Key Resistance: 24,200, 24,350

Key Support: 23,900, 23,750

Strategy: Buy Nifty Futures around 23,900 with a stop-loss at 23,800, targeting 24,250–24,350.

Ajit Mishra, SVP - Research at Religare Broking

Looking ahead, the sharp rebound over the past three weeks has been nearly vertical, indicating the potential for some consolidation before the next major directional move. It is crucial for the Nifty to hold the 23,800 level to maintain its bullish bias. A breach of this level could trigger extended profit-taking, with the next significant support around 23,400—where key moving averages like the 20-day, 100-day, and 200-day EMAs converge. On the upside, a decisive breakout above 24,400 could reignite bullish momentum, potentially driving the index toward the 24,800 mark.

Key Resistance: 24,400, 24,800

Key Support: 23,400, 23,800

Strategy: Continue with a “buy on dips” approach using options strategies, as long as Nifty holds above the 23,800 level, while being mindful of potential choppiness in the near term.

Bank Nifty - Outlook and Positioning

Rajesh Bhosale, Technical Analyst at Angel One

Following the sharp up move over the past two weeks, this corrective phase appears healthy and should not be mistaken for a trend reversal. Rather, it presents an opportunity to consider fresh long positions near well-established support zones. From a technical standpoint, the index remains in a primary uptrend, reinforced by the recent record high. As long as the price sustains above the crucial 54,000 zone on a closing basis—an area that previously acted as resistance and now coincides with a bullish gap—there is no structural change in the prevailing trend. On the flip side, while the 56,000 level remains a significant hurdle, the 55,000–55,500 zone is now seen as immediate resistance.

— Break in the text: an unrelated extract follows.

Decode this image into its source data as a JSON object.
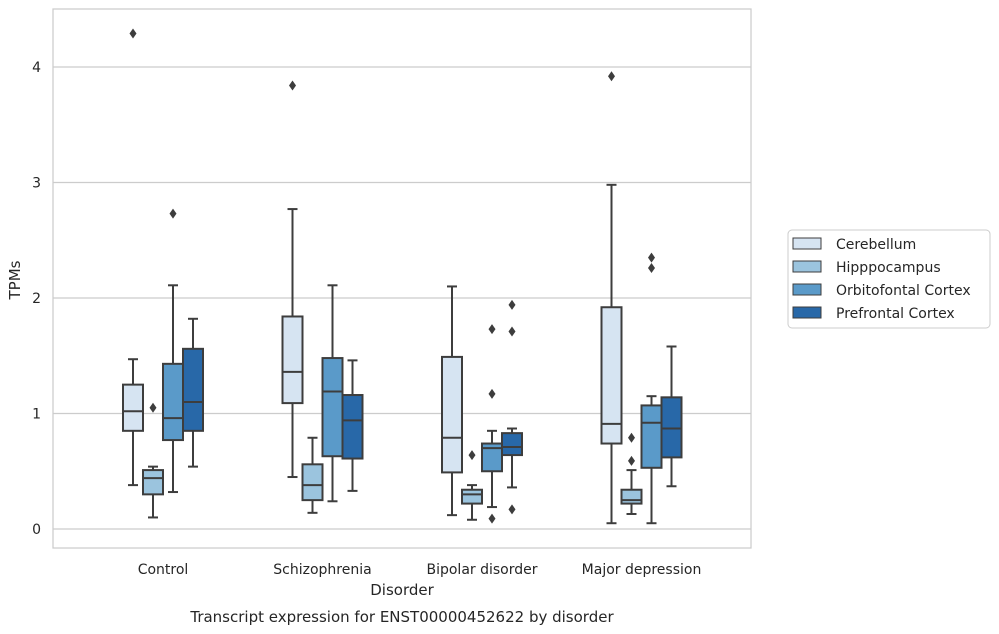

Key Resistance: 55,000, 55,500

key Support: 54,000, 53,300

Strategy: Buy Bank Nifty Futures on a dip around 54,000, with a stop-loss at 53,600, targeting 55,350 / 55,500.

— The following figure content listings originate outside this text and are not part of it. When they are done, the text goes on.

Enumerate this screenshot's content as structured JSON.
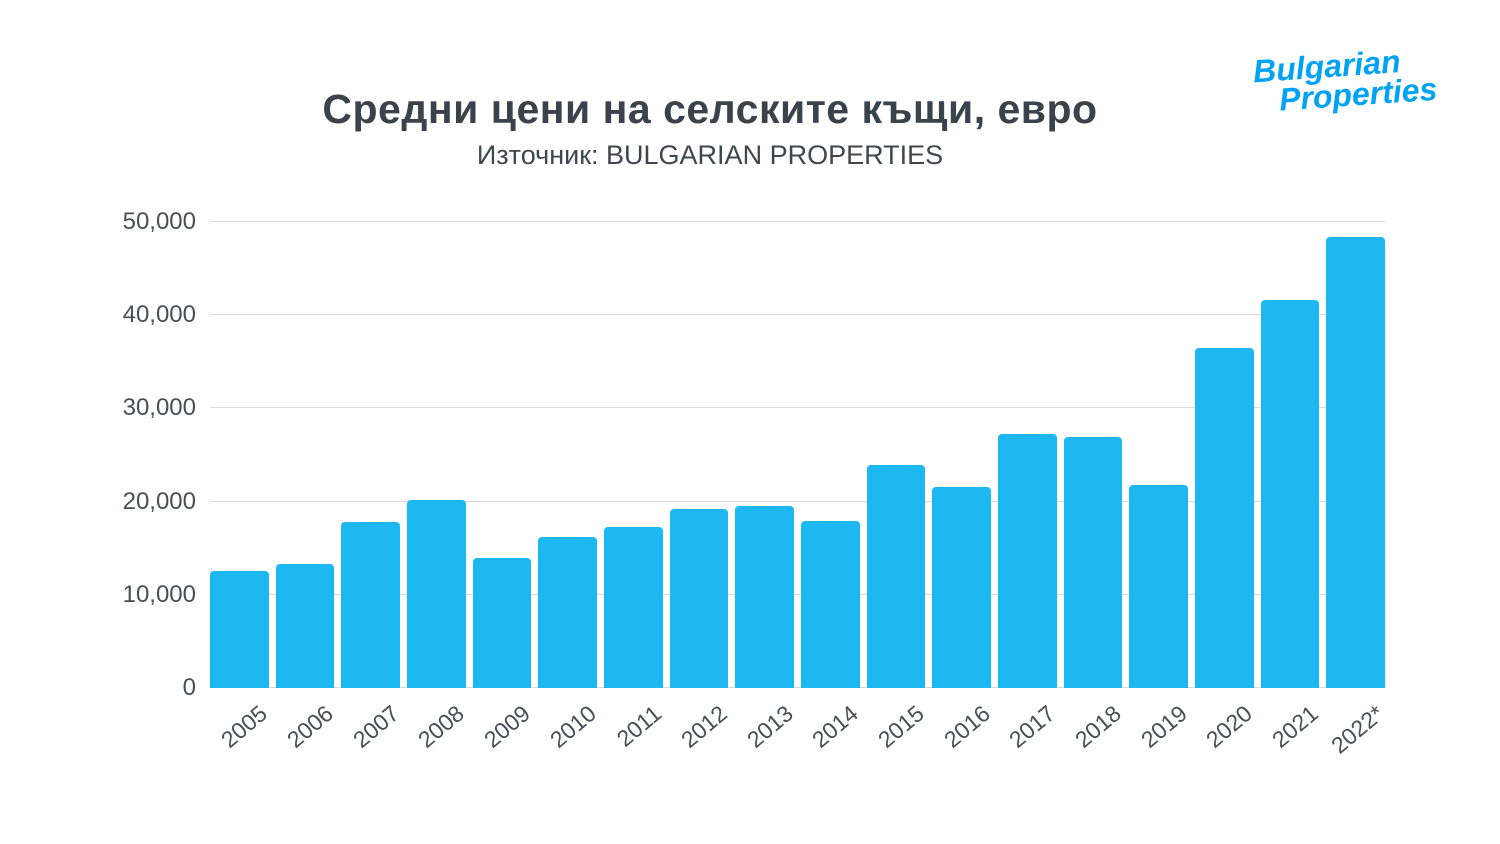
{
  "page": {
    "title": "Средни цени на селските къщи, евро",
    "subtitle": "Източник: BULGARIAN PROPERTIES"
  },
  "logo": {
    "line1": "Bulgarian",
    "line2": "Properties",
    "color": "#00a2f4"
  },
  "chart_data": {
    "type": "bar",
    "title": "Средни цени на селските къщи, евро",
    "subtitle": "Източник: BULGARIAN PROPERTIES",
    "categories": [
      "2005",
      "2006",
      "2007",
      "2008",
      "2009",
      "2010",
      "2011",
      "2012",
      "2013",
      "2014",
      "2015",
      "2016",
      "2017",
      "2018",
      "2019",
      "2020",
      "2021",
      "2022*"
    ],
    "values": [
      12600,
      13300,
      17800,
      20200,
      13900,
      16200,
      17300,
      19200,
      19500,
      17900,
      23900,
      21600,
      27300,
      26900,
      21800,
      36500,
      41600,
      48400
    ],
    "xlabel": "",
    "ylabel": "",
    "ylim": [
      0,
      50000
    ],
    "yticks": [
      0,
      10000,
      20000,
      30000,
      40000,
      50000
    ],
    "ytick_labels": [
      "0",
      "10,000",
      "20,000",
      "30,000",
      "40,000",
      "50,000"
    ],
    "bar_color": "#1db8f2",
    "grid": true,
    "legend": false
  }
}
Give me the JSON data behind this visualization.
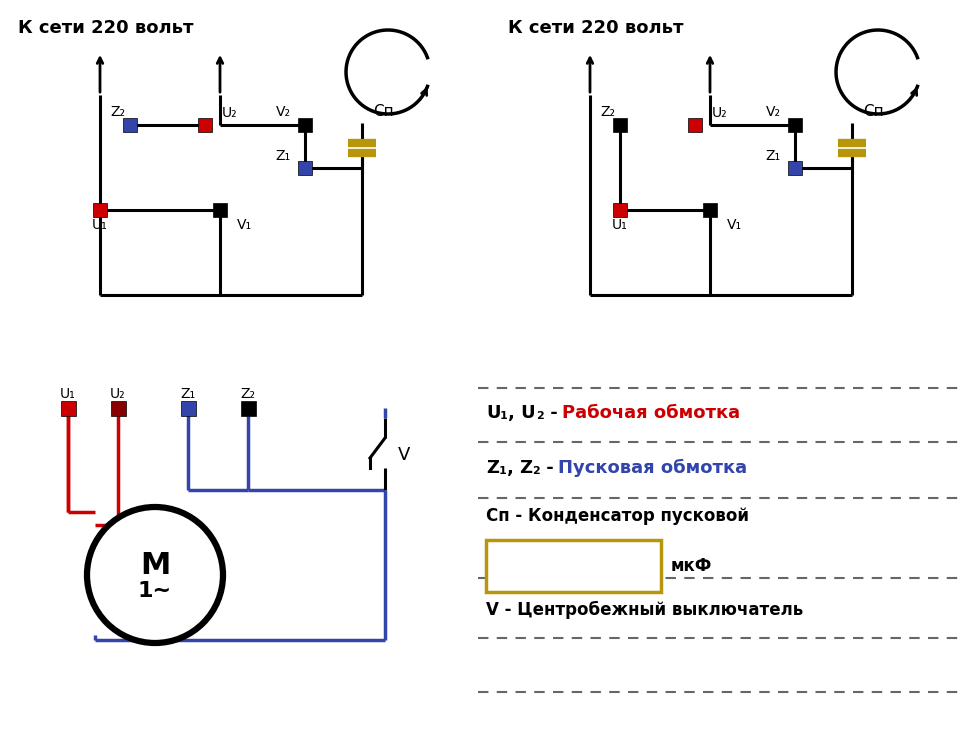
{
  "bg_color": "#ffffff",
  "red_color": "#cc0000",
  "blue_color": "#3344aa",
  "dark_red": "#880000",
  "dark_blue": "#221155",
  "black_color": "#000000",
  "gold_color": "#b8960c",
  "text_left_title": "К сети 220 вольт",
  "text_right_title": "К сети 220 вольт",
  "legend_u_label": "U₁, U₂ - ",
  "legend_u_text": "Рабочая обмотка",
  "legend_z_label": "Z₁, Z₂ - ",
  "legend_z_text": "Пусковая обмотка",
  "legend_cp": "Сп - Конденсатор пусковой",
  "legend_mkf": "мкФ",
  "legend_v": "V - Центробежный выключатель",
  "motor_m": "M",
  "motor_1": "1~"
}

Rajesh Palviya, Senior Vice President Research (Head Technical Derivatives) at Axis Securities

Bank Nifty closed last week with gains of 374 points and formed a small bearish candle with a long upper shadow, indicating selling pressure near the 56,000 mark. The index is expected to consolidate between 56,000 and 54,000. Importantly, 54,400 is a key support level, as it coincides with a bullish gap (54,400–54,675), the September 2024 swing high, and the 23.6 percent Fibonacci retracement level of the April 2025 rally (49,157–56,099), which lies around 54,497.

A decisive move above 55,000 could trigger renewed buying interest, potentially pushing the index toward 55,500–56,000. Conversely, a breach below 54,400 may lead to selling pressure, dragging the index down toward 54,000–53,500. For the upcoming week, Bank Nifty is expected to trade within a range of 56,000 to 53,500, with a mixed bias. The weekly RSI is trending higher and remains above the reference line, signaling strong momentum.

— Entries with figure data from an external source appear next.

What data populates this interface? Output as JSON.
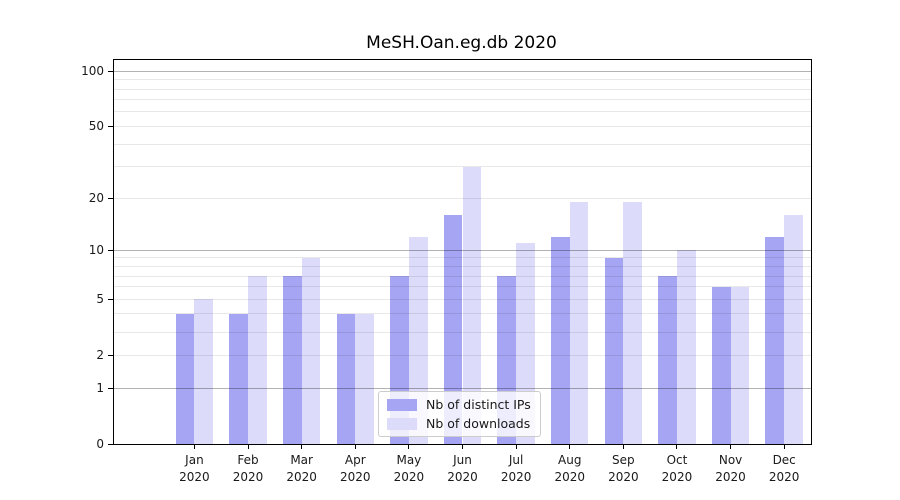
{
  "chart_data": {
    "type": "bar",
    "title": "MeSH.Oan.eg.db 2020",
    "x": {
      "categories": [
        "Jan",
        "Feb",
        "Mar",
        "Apr",
        "May",
        "Jun",
        "Jul",
        "Aug",
        "Sep",
        "Oct",
        "Nov",
        "Dec"
      ],
      "year": "2020"
    },
    "series": [
      {
        "name": "Nb of distinct IPs",
        "color": "#a5a5f3",
        "values": [
          4,
          4,
          7,
          4,
          7,
          16,
          7,
          12,
          9,
          7,
          6,
          12
        ]
      },
      {
        "name": "Nb of downloads",
        "color": "#dcdcfa",
        "values": [
          5,
          7,
          9,
          4,
          12,
          30,
          11,
          19,
          19,
          10,
          6,
          16
        ]
      }
    ],
    "yscale": "log1p",
    "ylim": [
      0,
      115
    ],
    "yticks": {
      "values": [
        0,
        1,
        2,
        5,
        10,
        20,
        50,
        100
      ],
      "labels": [
        "0",
        "1",
        "2",
        "5",
        "10",
        "20",
        "50",
        "100"
      ]
    },
    "grid": {
      "major": [
        1,
        10,
        100
      ],
      "minor": [
        2,
        3,
        4,
        5,
        6,
        7,
        8,
        9,
        20,
        30,
        40,
        50,
        60,
        70,
        80,
        90
      ]
    },
    "legend": {
      "position": "lower center"
    }
  },
  "colors": {
    "grid_major": "rgba(0,0,0,0.30)",
    "grid_minor": "rgba(0,0,0,0.09)",
    "spine": "#000000",
    "background": "#ffffff"
  }
}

Key Resistance: 54,850, 55,200

Key Support: 54,400, 54,100

Strategy: Sell Bank Nifty Futures near 54,850 with a stop-loss at 55,000, targeting 54,400–54,200.

Ajit Mishra, SVP - Research at Religare Broking

Some consolidation may occur in the Bank Nifty after the steep rally from 49,000 to 56,000 over the past three weeks. Nevertheless, the broader tone remains positive, supported by a breakout from a nine-month-long consolidation range (47,700–54,000). In case of a pullback, buying interest is expected to emerge around the 52,800–53,700 zone, which aligns with the neckline of the breakout and the support of the short-term 20-day EMA. On the upside, the index has the potential to retest recent highs, with immediate targets at 55,500 and then 57,000.

Key Resistance: 55,500, 57,000

Key Support: 53,700, 52,800

Strategy: In line with the benchmark, consider initiating long positions near the support zones while keeping them hedged. We maintain our preference for private banking majors and recommend a selective approach toward PSU banks.

Disclaimer: The views and investment tips expressed by experts on Moneycontrol are their own and not those of the website or its management. Moneycontrol advises users to check with certified experts before taking any investment decisions.